Harvard T. A. League.
Hon. L. Edwin Dudley, Sec'y of the Nat. Law and Order League, followed Prof. Peabody. He gave a brief sketch of the history of the League, showing how much the cause resembled the cause of slavery, how hopeless both had seemed at first. The first league was formed in Chicago, in 1877, with the purpose of enforcing the liquor laws passed in Illinois in 1860. During the intervening eight years, only two arrests had been made, neigther of which resulted in conviction. In a very short time the League had turned into the city treasury, over $1,300,000 from fines had effectually enforced the existing laws, and originated new ones, and had set an example which has been followed very generally over the whole country.
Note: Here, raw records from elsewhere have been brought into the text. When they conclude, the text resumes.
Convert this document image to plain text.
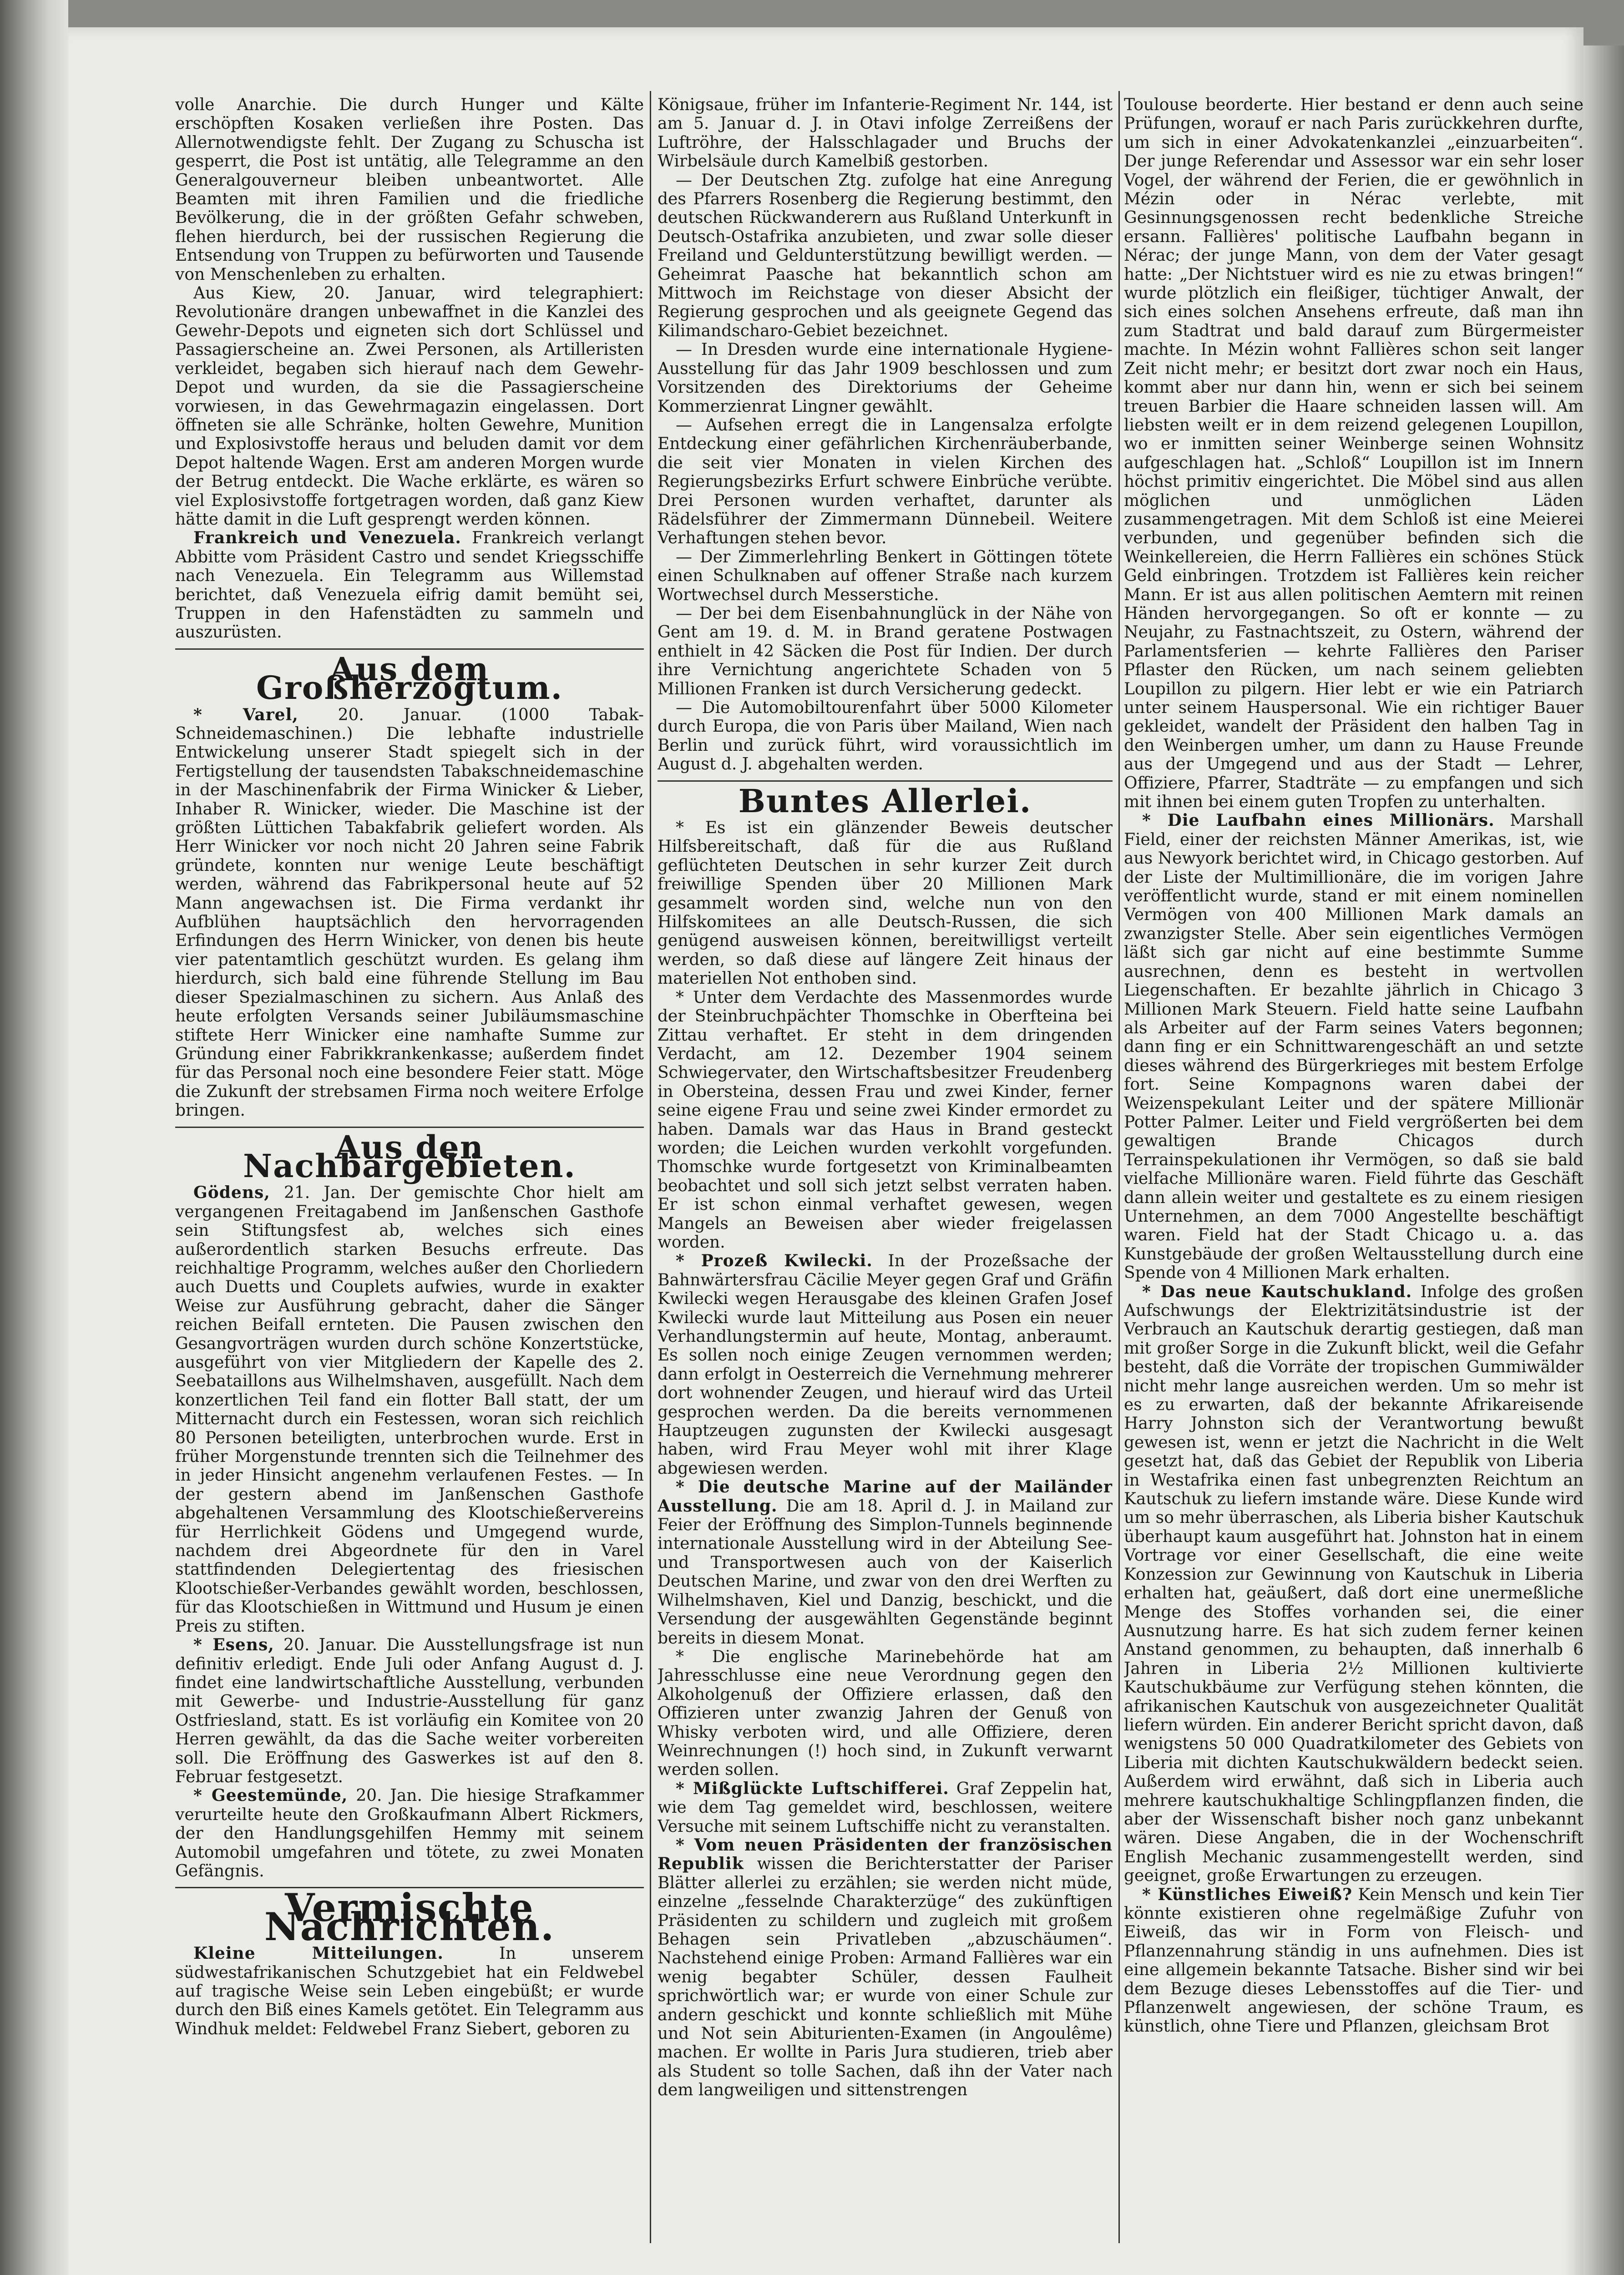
volle Anarchie. Die durch Hunger und Kälte erschöpften Kosaken verließen ihre Posten. Das Allernotwendigste fehlt. Der Zugang zu Schuscha ist gesperrt, die Post ist untätig, alle Telegramme an den Generalgouverneur bleiben unbeantwortet. Alle Beamten mit ihren Familien und die friedliche Bevölkerung, die in der größten Gefahr schweben, flehen hierdurch, bei der russischen Regierung die Entsendung von Truppen zu befürworten und Tausende von Menschenleben zu erhalten.

Aus Kiew, 20. Januar, wird telegraphiert: Revolutionäre drangen unbewaffnet in die Kanzlei des Gewehr-Depots und eigneten sich dort Schlüssel und Passagierscheine an. Zwei Personen, als Artilleristen verkleidet, begaben sich hierauf nach dem Gewehr-Depot und wurden, da sie die Passagierscheine vorwiesen, in das Gewehrmagazin eingelassen. Dort öffneten sie alle Schränke, holten Gewehre, Munition und Explosivstoffe heraus und beluden damit vor dem Depot haltende Wagen. Erst am anderen Morgen wurde der Betrug entdeckt. Die Wache erklärte, es wären so viel Explosivstoffe fortgetragen worden, daß ganz Kiew hätte damit in die Luft gesprengt werden können.

Frankreich und Venezuela. Frankreich verlangt Abbitte vom Präsident Castro und sendet Kriegsschiffe nach Venezuela. Ein Telegramm aus Willemstad berichtet, daß Venezuela eifrig damit bemüht sei, Truppen in den Hafenstädten zu sammeln und auszurüsten.

Aus dem Großherzogtum.

* Varel, 20. Januar. (1000 Tabak-Schneidemaschinen.) Die lebhafte industrielle Entwickelung unserer Stadt spiegelt sich in der Fertigstellung der tausendsten Tabakschneidemaschine in der Maschinenfabrik der Firma Winicker & Lieber, Inhaber R. Winicker, wieder. Die Maschine ist der größten Lüttichen Tabakfabrik geliefert worden. Als Herr Winicker vor noch nicht 20 Jahren seine Fabrik gründete, konnten nur wenige Leute beschäftigt werden, während das Fabrikpersonal heute auf 52 Mann angewachsen ist. Die Firma verdankt ihr Aufblühen hauptsächlich den hervorragenden Erfindungen des Herrn Winicker, von denen bis heute vier patentamtlich geschützt wurden. Es gelang ihm hierdurch, sich bald eine führende Stellung im Bau dieser Spezialmaschinen zu sichern. Aus Anlaß des heute erfolgten Versands seiner Jubiläumsmaschine stiftete Herr Winicker eine namhafte Summe zur Gründung einer Fabrikkrankenkasse; außerdem findet für das Personal noch eine besondere Feier statt. Möge die Zukunft der strebsamen Firma noch weitere Erfolge bringen.

Aus den Nachbargebieten.

Gödens, 21. Jan. Der gemischte Chor hielt am vergangenen Freitagabend im Janßenschen Gasthofe sein Stiftungsfest ab, welches sich eines außerordentlich starken Besuchs erfreute. Das reichhaltige Programm, welches außer den Chorliedern auch Duetts und Couplets aufwies, wurde in exakter Weise zur Ausführung gebracht, daher die Sänger reichen Beifall ernteten. Die Pausen zwischen den Gesangvorträgen wurden durch schöne Konzertstücke, ausgeführt von vier Mitgliedern der Kapelle des 2. Seebataillons aus Wilhelmshaven, ausgefüllt. Nach dem konzertlichen Teil fand ein flotter Ball statt, der um Mitternacht durch ein Festessen, woran sich reichlich 80 Personen beteiligten, unterbrochen wurde. Erst in früher Morgenstunde trennten sich die Teilnehmer des in jeder Hinsicht angenehm verlaufenen Festes. — In der gestern abend im Janßenschen Gasthofe abgehaltenen Versammlung des Klootschießervereins für Herrlichkeit Gödens und Umgegend wurde, nachdem drei Abgeordnete für den in Varel stattfindenden Delegiertentag des friesischen Klootschießer-Verbandes gewählt worden, beschlossen, für das Klootschießen in Wittmund und Husum je einen Preis zu stiften.

* Esens, 20. Januar. Die Ausstellungsfrage ist nun definitiv erledigt. Ende Juli oder Anfang August d. J. findet eine landwirtschaftliche Ausstellung, verbunden mit Gewerbe- und Industrie-Ausstellung für ganz Ostfriesland, statt. Es ist vorläufig ein Komitee von 20 Herren gewählt, da das die Sache weiter vorbereiten soll. Die Eröffnung des Gaswerkes ist auf den 8. Februar festgesetzt.

* Geestemünde, 20. Jan. Die hiesige Strafkammer verurteilte heute den Großkaufmann Albert Rickmers, der den Handlungsgehilfen Hemmy mit seinem Automobil umgefahren und tötete, zu zwei Monaten Gefängnis.

Vermischte Nachrichten.

Kleine Mitteilungen. In unserem südwestafrikanischen Schutzgebiet hat ein Feldwebel auf tragische Weise sein Leben eingebüßt; er wurde durch den Biß eines Kamels getötet. Ein Telegramm aus Windhuk meldet: Feldwebel Franz Siebert, geboren zu

Königsaue, früher im Infanterie-Regiment Nr. 144, ist am 5. Januar d. J. in Otavi infolge Zerreißens der Luftröhre, der Halsschlagader und Bruchs der Wirbelsäule durch Kamelbiß gestorben.

— Der Deutschen Ztg. zufolge hat eine Anregung des Pfarrers Rosenberg die Regierung bestimmt, den deutschen Rückwanderern aus Rußland Unterkunft in Deutsch-Ostafrika anzubieten, und zwar solle dieser Freiland und Geldunterstützung bewilligt werden. — Geheimrat Paasche hat bekanntlich schon am Mittwoch im Reichstage von dieser Absicht der Regierung gesprochen und als geeignete Gegend das Kilimandscharo-Gebiet bezeichnet.

— In Dresden wurde eine internationale Hygiene-Ausstellung für das Jahr 1909 beschlossen und zum Vorsitzenden des Direktoriums der Geheime Kommerzienrat Lingner gewählt.

— Aufsehen erregt die in Langensalza erfolgte Entdeckung einer gefährlichen Kirchenräuberbande, die seit vier Monaten in vielen Kirchen des Regierungsbezirks Erfurt schwere Einbrüche verübte. Drei Personen wurden verhaftet, darunter als Rädelsführer der Zimmermann Dünnebeil. Weitere Verhaftungen stehen bevor.

— Der Zimmerlehrling Benkert in Göttingen tötete einen Schulknaben auf offener Straße nach kurzem Wortwechsel durch Messerstiche.

— Der bei dem Eisenbahnunglück in der Nähe von Gent am 19. d. M. in Brand geratene Postwagen enthielt in 42 Säcken die Post für Indien. Der durch ihre Vernichtung angerichtete Schaden von 5 Millionen Franken ist durch Versicherung gedeckt.

— Die Automobiltourenfahrt über 5000 Kilometer durch Europa, die von Paris über Mailand, Wien nach Berlin und zurück führt, wird voraussichtlich im August d. J. abgehalten werden.

Buntes Allerlei.

* Es ist ein glänzender Beweis deutscher Hilfsbereitschaft, daß für die aus Rußland geflüchteten Deutschen in sehr kurzer Zeit durch freiwillige Spenden über 20 Millionen Mark gesammelt worden sind, welche nun von den Hilfskomitees an alle Deutsch-Russen, die sich genügend ausweisen können, bereitwilligst verteilt werden, so daß diese auf längere Zeit hinaus der materiellen Not enthoben sind.

* Unter dem Verdachte des Massenmordes wurde der Steinbruchpächter Thomschke in Oberfteina bei Zittau verhaftet. Er steht in dem dringenden Verdacht, am 12. Dezember 1904 seinem Schwiegervater, den Wirtschaftsbesitzer Freudenberg in Obersteina, dessen Frau und zwei Kinder, ferner seine eigene Frau und seine zwei Kinder ermordet zu haben. Damals war das Haus in Brand gesteckt worden; die Leichen wurden verkohlt vorgefunden. Thomschke wurde fortgesetzt von Kriminalbeamten beobachtet und soll sich jetzt selbst verraten haben. Er ist schon einmal verhaftet gewesen, wegen Mangels an Beweisen aber wieder freigelassen worden.

* Prozeß Kwilecki. In der Prozeßsache der Bahnwärtersfrau Cäcilie Meyer gegen Graf und Gräfin Kwilecki wegen Herausgabe des kleinen Grafen Josef Kwilecki wurde laut Mitteilung aus Posen ein neuer Verhandlungstermin auf heute, Montag, anberaumt. Es sollen noch einige Zeugen vernommen werden; dann erfolgt in Oesterreich die Vernehmung mehrerer dort wohnender Zeugen, und hierauf wird das Urteil gesprochen werden. Da die bereits vernommenen Hauptzeugen zugunsten der Kwilecki ausgesagt haben, wird Frau Meyer wohl mit ihrer Klage abgewiesen werden.

* Die deutsche Marine auf der Mailänder Ausstellung. Die am 18. April d. J. in Mailand zur Feier der Eröffnung des Simplon-Tunnels beginnende internationale Ausstellung wird in der Abteilung See- und Transportwesen auch von der Kaiserlich Deutschen Marine, und zwar von den drei Werften zu Wilhelmshaven, Kiel und Danzig, beschickt, und die Versendung der ausgewählten Gegenstände beginnt bereits in diesem Monat.

* Die englische Marinebehörde hat am Jahresschlusse eine neue Verordnung gegen den Alkoholgenuß der Offiziere erlassen, daß den Offizieren unter zwanzig Jahren der Genuß von Whisky verboten wird, und alle Offiziere, deren Weinrechnungen (!) hoch sind, in Zukunft verwarnt werden sollen.

* Mißglückte Luftschifferei. Graf Zeppelin hat, wie dem Tag gemeldet wird, beschlossen, weitere Versuche mit seinem Luftschiffe nicht zu veranstalten.

* Vom neuen Präsidenten der französischen Republik wissen die Berichterstatter der Pariser Blätter allerlei zu erzählen; sie werden nicht müde, einzelne „fesselnde Charakterzüge“ des zukünftigen Präsidenten zu schildern und zugleich mit großem Behagen sein Privatleben „abzuschäumen“. Nachstehend einige Proben: Armand Fallières war ein wenig begabter Schüler, dessen Faulheit sprichwörtlich war; er wurde von einer Schule zur andern geschickt und konnte schließlich mit Mühe und Not sein Abiturienten-Examen (in Angoulême) machen. Er wollte in Paris Jura studieren, trieb aber als Student so tolle Sachen, daß ihn der Vater nach dem langweiligen und sittenstrengen

Toulouse beorderte. Hier bestand er denn auch seine Prüfungen, worauf er nach Paris zurückkehren durfte, um sich in einer Advokatenkanzlei „einzuarbeiten“. Der junge Referendar und Assessor war ein sehr loser Vogel, der während der Ferien, die er gewöhnlich in Mézin oder in Nérac verlebte, mit Gesinnungsgenossen recht bedenkliche Streiche ersann. Fallières' politische Laufbahn begann in Nérac; der junge Mann, von dem der Vater gesagt hatte: „Der Nichtstuer wird es nie zu etwas bringen!“ wurde plötzlich ein fleißiger, tüchtiger Anwalt, der sich eines solchen Ansehens erfreute, daß man ihn zum Stadtrat und bald darauf zum Bürgermeister machte. In Mézin wohnt Fallières schon seit langer Zeit nicht mehr; er besitzt dort zwar noch ein Haus, kommt aber nur dann hin, wenn er sich bei seinem treuen Barbier die Haare schneiden lassen will. Am liebsten weilt er in dem reizend gelegenen Loupillon, wo er inmitten seiner Weinberge seinen Wohnsitz aufgeschlagen hat. „Schloß“ Loupillon ist im Innern höchst primitiv eingerichtet. Die Möbel sind aus allen möglichen und unmöglichen Läden zusammengetragen. Mit dem Schloß ist eine Meierei verbunden, und gegenüber befinden sich die Weinkellereien, die Herrn Fallières ein schönes Stück Geld einbringen. Trotzdem ist Fallières kein reicher Mann. Er ist aus allen politischen Aemtern mit reinen Händen hervorgegangen. So oft er konnte — zu Neujahr, zu Fastnachtszeit, zu Ostern, während der Parlamentsferien — kehrte Fallières den Pariser Pflaster den Rücken, um nach seinem geliebten Loupillon zu pilgern. Hier lebt er wie ein Patriarch unter seinem Hauspersonal. Wie ein richtiger Bauer gekleidet, wandelt der Präsident den halben Tag in den Weinbergen umher, um dann zu Hause Freunde aus der Umgegend und aus der Stadt — Lehrer, Offiziere, Pfarrer, Stadträte — zu empfangen und sich mit ihnen bei einem guten Tropfen zu unterhalten.

* Die Laufbahn eines Millionärs. Marshall Field, einer der reichsten Männer Amerikas, ist, wie aus Newyork berichtet wird, in Chicago gestorben. Auf der Liste der Multimillionäre, die im vorigen Jahre veröffentlicht wurde, stand er mit einem nominellen Vermögen von 400 Millionen Mark damals an zwanzigster Stelle. Aber sein eigentliches Vermögen läßt sich gar nicht auf eine bestimmte Summe ausrechnen, denn es besteht in wertvollen Liegenschaften. Er bezahlte jährlich in Chicago 3 Millionen Mark Steuern. Field hatte seine Laufbahn als Arbeiter auf der Farm seines Vaters begonnen; dann fing er ein Schnittwarengeschäft an und setzte dieses während des Bürgerkrieges mit bestem Erfolge fort. Seine Kompagnons waren dabei der Weizenspekulant Leiter und der spätere Millionär Potter Palmer. Leiter und Field vergrößerten bei dem gewaltigen Brande Chicagos durch Terrainspekulationen ihr Vermögen, so daß sie bald vielfache Millionäre waren. Field führte das Geschäft dann allein weiter und gestaltete es zu einem riesigen Unternehmen, an dem 7000 Angestellte beschäftigt waren. Field hat der Stadt Chicago u. a. das Kunstgebäude der großen Weltausstellung durch eine Spende von 4 Millionen Mark erhalten.

* Das neue Kautschukland. Infolge des großen Aufschwungs der Elektrizitätsindustrie ist der Verbrauch an Kautschuk derartig gestiegen, daß man mit großer Sorge in die Zukunft blickt, weil die Gefahr besteht, daß die Vorräte der tropischen Gummiwälder nicht mehr lange ausreichen werden. Um so mehr ist es zu erwarten, daß der bekannte Afrikareisende Harry Johnston sich der Verantwortung bewußt gewesen ist, wenn er jetzt die Nachricht in die Welt gesetzt hat, daß das Gebiet der Republik von Liberia in Westafrika einen fast unbegrenzten Reichtum an Kautschuk zu liefern imstande wäre. Diese Kunde wird um so mehr überraschen, als Liberia bisher Kautschuk überhaupt kaum ausgeführt hat. Johnston hat in einem Vortrage vor einer Gesellschaft, die eine weite Konzession zur Gewinnung von Kautschuk in Liberia erhalten hat, geäußert, daß dort eine unermeßliche Menge des Stoffes vorhanden sei, die einer Ausnutzung harre. Es hat sich zudem ferner keinen Anstand genommen, zu behaupten, daß innerhalb 6 Jahren in Liberia 2½ Millionen kultivierte Kautschukbäume zur Verfügung stehen könnten, die afrikanischen Kautschuk von ausgezeichneter Qualität liefern würden. Ein anderer Bericht spricht davon, daß wenigstens 50 000 Quadratkilometer des Gebiets von Liberia mit dichten Kautschukwäldern bedeckt seien. Außerdem wird erwähnt, daß sich in Liberia auch mehrere kautschukhaltige Schlingpflanzen finden, die aber der Wissenschaft bisher noch ganz unbekannt wären. Diese Angaben, die in der Wochenschrift English Mechanic zusammengestellt werden, sind geeignet, große Erwartungen zu erzeugen.

* Künstliches Eiweiß? Kein Mensch und kein Tier könnte existieren ohne regelmäßige Zufuhr von Eiweiß, das wir in Form von Fleisch- und Pflanzennahrung ständig in uns aufnehmen. Dies ist eine allgemein bekannte Tatsache. Bisher sind wir bei dem Bezuge dieses Lebensstoffes auf die Tier- und Pflanzenwelt angewiesen, der schöne Traum, es künstlich, ohne Tiere und Pflanzen, gleichsam Brot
The speaker was very active in forming the Massachusetts League. The league includes every college president in the state, four ex-governors, almost all, if not all, the leading men in every branch of life. The work of the League has been done chiefly through detectives. The platform is that every law should be obeyed by every citizen, and therefore every citizen should promote the enforcement of law. A law, good or bad, is still a law, and should be an active law, and not a dead letter. Public opinion in the case of the liquor laws, certainly is favorable in Massachusetts; and though it were not, should the laws be neglected?
At the close of the meeting, Prof. Peabody presented a petition for an increased license fee, to which he asked the signature of any Cambridge voters who might be present.